The most recent outbreak is considered ongoing since June 1, 2020, in the Democratic Republic of the Congo. The longest outbreak turned epidemic spanned Western Africa, parts of Europe, and the United States. This complex epidemic crippled healthcare systems in some countries and shed light on the lack of preparedness for epidemics. Most reported cases outside of Africa were in healthcare workers providing aid in regions with an active outbreak, with strict travel restrictions and effective quarantine strategies, only a few travelers were infected due to direct human contact.
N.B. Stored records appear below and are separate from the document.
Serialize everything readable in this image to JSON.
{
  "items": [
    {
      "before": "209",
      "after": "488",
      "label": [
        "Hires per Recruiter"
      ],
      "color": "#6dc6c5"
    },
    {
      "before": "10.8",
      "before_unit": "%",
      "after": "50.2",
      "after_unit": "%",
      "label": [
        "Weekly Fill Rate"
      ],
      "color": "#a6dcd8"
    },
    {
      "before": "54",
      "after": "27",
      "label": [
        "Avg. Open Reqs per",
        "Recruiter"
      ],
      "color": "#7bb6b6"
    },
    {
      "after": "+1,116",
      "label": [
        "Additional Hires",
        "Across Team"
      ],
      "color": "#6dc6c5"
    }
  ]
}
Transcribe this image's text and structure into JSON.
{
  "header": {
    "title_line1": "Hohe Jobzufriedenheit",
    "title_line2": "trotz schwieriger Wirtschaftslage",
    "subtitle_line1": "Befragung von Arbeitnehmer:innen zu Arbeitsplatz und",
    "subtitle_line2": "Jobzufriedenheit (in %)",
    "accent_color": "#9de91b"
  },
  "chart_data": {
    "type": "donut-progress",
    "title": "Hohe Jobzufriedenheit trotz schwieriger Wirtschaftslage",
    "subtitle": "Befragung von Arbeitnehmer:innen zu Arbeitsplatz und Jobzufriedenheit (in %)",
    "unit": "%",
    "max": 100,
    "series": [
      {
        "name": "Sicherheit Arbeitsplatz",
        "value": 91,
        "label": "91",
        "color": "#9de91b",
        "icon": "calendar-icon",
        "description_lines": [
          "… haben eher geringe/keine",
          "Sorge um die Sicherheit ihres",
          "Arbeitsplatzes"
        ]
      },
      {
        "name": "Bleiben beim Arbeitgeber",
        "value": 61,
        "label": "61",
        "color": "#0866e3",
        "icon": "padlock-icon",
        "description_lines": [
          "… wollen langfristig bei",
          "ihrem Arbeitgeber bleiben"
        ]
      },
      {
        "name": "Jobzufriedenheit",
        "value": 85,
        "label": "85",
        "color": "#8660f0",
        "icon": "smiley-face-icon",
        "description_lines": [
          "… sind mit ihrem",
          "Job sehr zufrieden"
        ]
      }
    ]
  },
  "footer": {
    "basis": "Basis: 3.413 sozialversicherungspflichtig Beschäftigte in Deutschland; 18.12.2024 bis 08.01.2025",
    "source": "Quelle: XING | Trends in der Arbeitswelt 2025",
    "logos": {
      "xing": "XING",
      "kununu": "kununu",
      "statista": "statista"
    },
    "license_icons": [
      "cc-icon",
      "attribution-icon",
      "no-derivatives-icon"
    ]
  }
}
The mortality rate ranges from 25% to 90% based on the strain of ebolavirus. The deadliest strain, Zaire strain, was once 90% fatal. Due to increased awareness, education, and early detection, the average mortality rate is about 50%. The Ebola virus is only infectious when a person is experiencing prodromal symptoms such as fever, chills, nausea, vomiting, or when people come in contact with infected dead bodies.[7][4] Due to its mode of transmission and alarming case-fatality rate, the virus is a feared biowarfare agent.

Once the virus infects the host, there is an incubation period of 2 to 21 days. From the onset of symptoms, death can occur very quickly, often within six days.[6] The highly virulent virus activates both the innate and adaptive immune system causing immune-mediated cell damage, which compromises organ function in multiple vital organs such as lungs, heart, kidney, liver.[8] The deleterious effects of which lead to multi-system organ failure. Patients who recover have developed specific antibodies to the Ebola virus.[9] However, long-term consequences have been identified including, hepatitis, psychosis, uveitis, spinal cord injury. 

On a molecular level, the presence of the virus in the blood causes the direct release of cytokines, which activates acute phase reactants causing cell damage. The hemorrhagic aspect is more complex and involves disruption of the coagulation cascade through platelet aggregation, which sequesters platelets causing increased clots and clotting simultaneously, respectively.[4] All the while, damaging the liver, reducing the production of clotting factors.

The virus replicates after it penetrates the host cell membrane by binding with glycoproteins spikes and clathrin-mediated endocytosis. Once inside the cell, the virus releases its nucleocapsid into the host cell cytoplasm, where it replicates. Transcription and translation of the viral RNA into viral proteins is initiated by VP30 activating the start gene. Phosphorylation of VP30 by transcribed viral proteins turns of VP30, in this, VP30 seems to be a regulatory protein, and pharmaceutical research is underway to specifically target VP30.[4] The virus is released to the cell by budding from the cell membrane, causing direct damage to the cell, which can signal cell death. Currently, this process is not fully understood.